İZMİR İÇİN KIRMIZI ALARM
İstanbul, Ankara, İzmir ve Antalya‘nın da içinde olduğu yaklaşık 40 il kırmızı yani çok yüksek riskli il olduğu halde bu illere yönelik bir düzenleme, tedbir kararı açıklanmadığını vurgulayan Dr. Çamlı, “Bundan 15 gün önce İstanbul kırmızı olduğunda ‘Bir hafta daha bekleyelim’ dediler, beklediler ve süreçte vakalar tüm ülkede daha da arttı. Bu kez hiçbir yorum yapmadılar, karar açıklamadılar. Yaklaşık 40 il kırmızı yani çok yüksek riskli il olduğu halde bu illere yönelik bir düzenleme, tedbir kararı açıklanmıyor. Giderek artan vaka sayısına karşın herhangi bir tedbir almayan, sadece durumu izleyen bir yönetim anlayışı var” dedi.

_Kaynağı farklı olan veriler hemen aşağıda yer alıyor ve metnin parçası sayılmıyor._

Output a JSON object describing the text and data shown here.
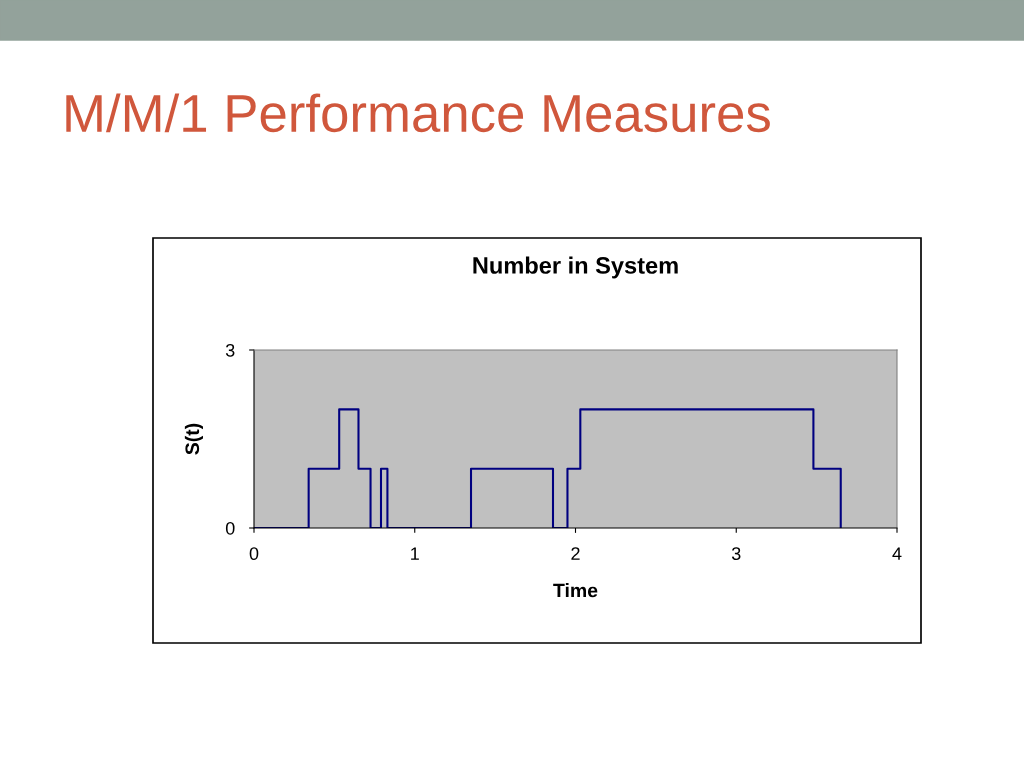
{
  "chart_data": {
    "type": "step",
    "title": "M/M/1 Performance Measures",
    "subtitle": "Number in System",
    "xlabel": "Time",
    "ylabel": "S(t)",
    "x": [
      0,
      0.34,
      0.53,
      0.65,
      0.725,
      0.79,
      0.83,
      1.35,
      1.86,
      1.95,
      2.03,
      3.48,
      3.65
    ],
    "series": [
      {
        "color": "#000080",
        "values": [
          0,
          1,
          2,
          1,
          0,
          1,
          0,
          1,
          0,
          1,
          2,
          1,
          0
        ]
      }
    ],
    "xlim": [
      0,
      4
    ],
    "xticks": [
      0,
      1,
      2,
      3,
      4
    ],
    "ylim": [
      0,
      3
    ],
    "yticks": [
      0,
      3
    ],
    "grid": false,
    "legend": false,
    "marker": "none",
    "line_style": "solid"
  }
}
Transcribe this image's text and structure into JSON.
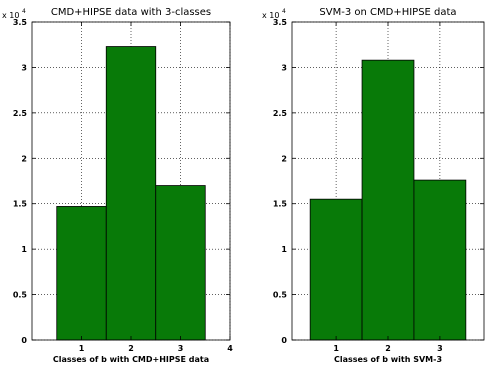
{
  "chart_data": [
    {
      "type": "bar",
      "title": "CMD+HIPSE data with 3-classes",
      "xlabel": "Classes of b with CMD+HIPSE data",
      "ylabel": "",
      "multiplier_base": "x 10",
      "multiplier_exp": "4",
      "categories": [
        "1",
        "2",
        "3"
      ],
      "values": [
        14700,
        32300,
        17000
      ],
      "xlim": [
        0,
        4
      ],
      "xticks": [
        "1",
        "2",
        "3",
        "4"
      ],
      "ylim": [
        0,
        35000
      ],
      "yticks": [
        "0",
        "0.5",
        "1",
        "1.5",
        "2",
        "2.5",
        "3",
        "3.5"
      ],
      "bar_color": "#087a08",
      "grid": true
    },
    {
      "type": "bar",
      "title": "SVM-3 on CMD+HIPSE data",
      "xlabel": "Classes of b with SVM-3",
      "ylabel": "",
      "multiplier_base": "x 10",
      "multiplier_exp": "4",
      "categories": [
        "1",
        "2",
        "3"
      ],
      "values": [
        15500,
        30800,
        17600
      ],
      "xlim": [
        0.15,
        3.85
      ],
      "xticks": [
        "1",
        "2",
        "3"
      ],
      "ylim": [
        0,
        35000
      ],
      "yticks": [
        "0",
        "0.5",
        "1",
        "1.5",
        "2",
        "2.5",
        "3",
        "3.5"
      ],
      "bar_color": "#087a08",
      "grid": true
    }
  ]
}
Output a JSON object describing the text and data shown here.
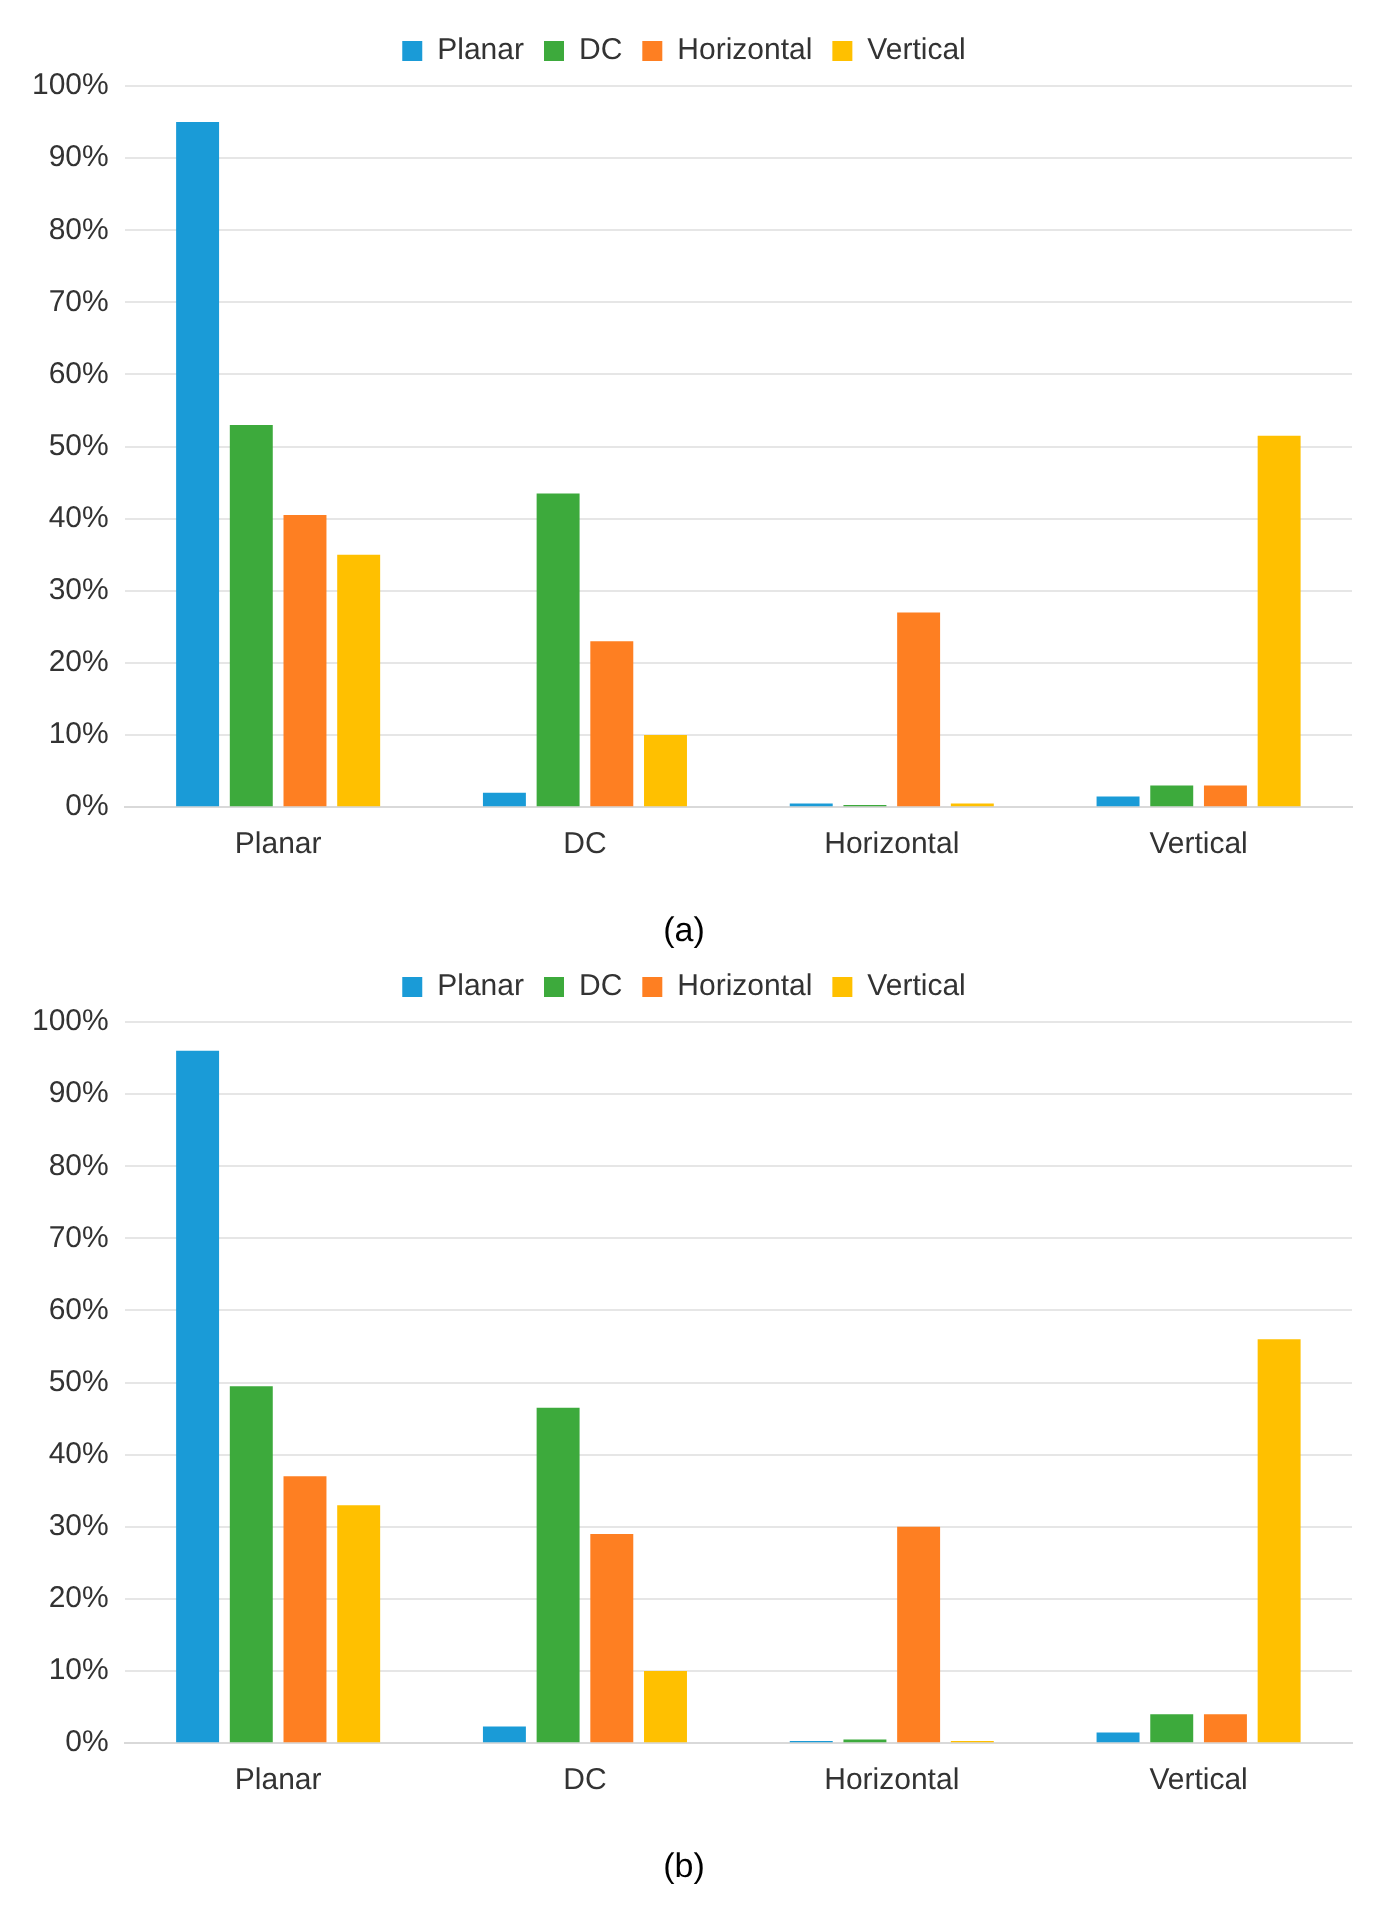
{
  "chart_data": [
    {
      "type": "bar",
      "title": "(a)",
      "categories": [
        "Planar",
        "DC",
        "Horizontal",
        "Vertical"
      ],
      "series": [
        {
          "name": "Planar",
          "color": "#1a9bd7",
          "values": [
            95,
            2,
            0.5,
            1.5
          ]
        },
        {
          "name": "DC",
          "color": "#3daa3c",
          "values": [
            53,
            43.5,
            0.3,
            3
          ]
        },
        {
          "name": "Horizontal",
          "color": "#fe7f22",
          "values": [
            40.5,
            23,
            27,
            3
          ]
        },
        {
          "name": "Vertical",
          "color": "#ffc000",
          "values": [
            35,
            10,
            0.5,
            51.5
          ]
        }
      ],
      "ylim": [
        0,
        100
      ],
      "yticks": [
        {
          "value": 0,
          "label": "0%"
        },
        {
          "value": 10,
          "label": "10%"
        },
        {
          "value": 20,
          "label": "20%"
        },
        {
          "value": 30,
          "label": "30%"
        },
        {
          "value": 40,
          "label": "40%"
        },
        {
          "value": 50,
          "label": "50%"
        },
        {
          "value": 60,
          "label": "60%"
        },
        {
          "value": 70,
          "label": "70%"
        },
        {
          "value": 80,
          "label": "80%"
        },
        {
          "value": 90,
          "label": "90%"
        },
        {
          "value": 100,
          "label": "100%"
        }
      ],
      "grid": "y",
      "legend": "top"
    },
    {
      "type": "bar",
      "title": "(b)",
      "categories": [
        "Planar",
        "DC",
        "Horizontal",
        "Vertical"
      ],
      "series": [
        {
          "name": "Planar",
          "color": "#1a9bd7",
          "values": [
            96,
            2.3,
            0.3,
            1.5
          ]
        },
        {
          "name": "DC",
          "color": "#3daa3c",
          "values": [
            49.5,
            46.5,
            0.5,
            4
          ]
        },
        {
          "name": "Horizontal",
          "color": "#fe7f22",
          "values": [
            37,
            29,
            30,
            4
          ]
        },
        {
          "name": "Vertical",
          "color": "#ffc000",
          "values": [
            33,
            10,
            0.3,
            56
          ]
        }
      ],
      "ylim": [
        0,
        100
      ],
      "yticks": [
        {
          "value": 0,
          "label": "0%"
        },
        {
          "value": 10,
          "label": "10%"
        },
        {
          "value": 20,
          "label": "20%"
        },
        {
          "value": 30,
          "label": "30%"
        },
        {
          "value": 40,
          "label": "40%"
        },
        {
          "value": 50,
          "label": "50%"
        },
        {
          "value": 60,
          "label": "60%"
        },
        {
          "value": 70,
          "label": "70%"
        },
        {
          "value": 80,
          "label": "80%"
        },
        {
          "value": 90,
          "label": "90%"
        },
        {
          "value": 100,
          "label": "100%"
        }
      ],
      "grid": "y",
      "legend": "top"
    }
  ]
}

‘YÖNETENLERE GÜVEN KALMADI’
Aşılama sürecine de eleştirilerde bulunan Dr. Çamlı, “Aşılama konusu giderek daha da karıştı. Sağlık Bakanı’nın son açıklamalarından Çin hükümetinin aşı üreticilerine sınırlama getirdiğini anlıyoruz. Normalde bizzat bakanın açıklamasına göre şubat ayı sonuna kadar 50 milyon doz aşı gelecekti. Gelmedi. Şimdide Sayın Bakan ‘100 milyondan fazla doz aşının tamamı mayıs sonuna kadar elimizde olacak ve 50 milyonu aşkın kişinin aşısı tamamlanacak’ diye açıklama yaptı. Nereden gelecek? Hangi firma verecek? Bütün bunların açıklanması gerekiyor. Pandemiyi yönetenlere halkın güvenini kalmamış, inandırıcılıkları bitmiştir” açıklamalarında bulundu.
‘ENGELLEYEMEYENLER İSTİFA ETSİN’
‘Pandemi ve aşılama süreçlerini iyi yönetemeyenler, vaka artışlarını ve ölümlerini engelleyemeyenler istifa etsin’ diyerek açıklamalarını sürdüren Dr. Çamlı, “Sayın Bakan günde 1 milyondan fazla kişiyi aşılarız diyordu, 74 günde ancak 6.5 milyon kişiye iki doz aşısını yapabildik. Hedefinin yüzde 10’unu aşılamış bir ülkeyiz. Yeni bir grubun aşılanmaya başlanacağı daha yeni açıklandı. Nasıl bir planlama yapıldı? Bir sürü belirsizlik var. Durum bu kadar kötüye giderken, 3’üncü pikin zirvesine doğru ilerlerken adeta sürü bağışıklığına izin verecek şekilde bunun seyredilmesi ve hala ekonomik kaygılarla bir girişim yapılmadığını görüyoruz. Bir sorumluluğunuz var yerine getiremiyorsunuz” ifadelerini kullandı.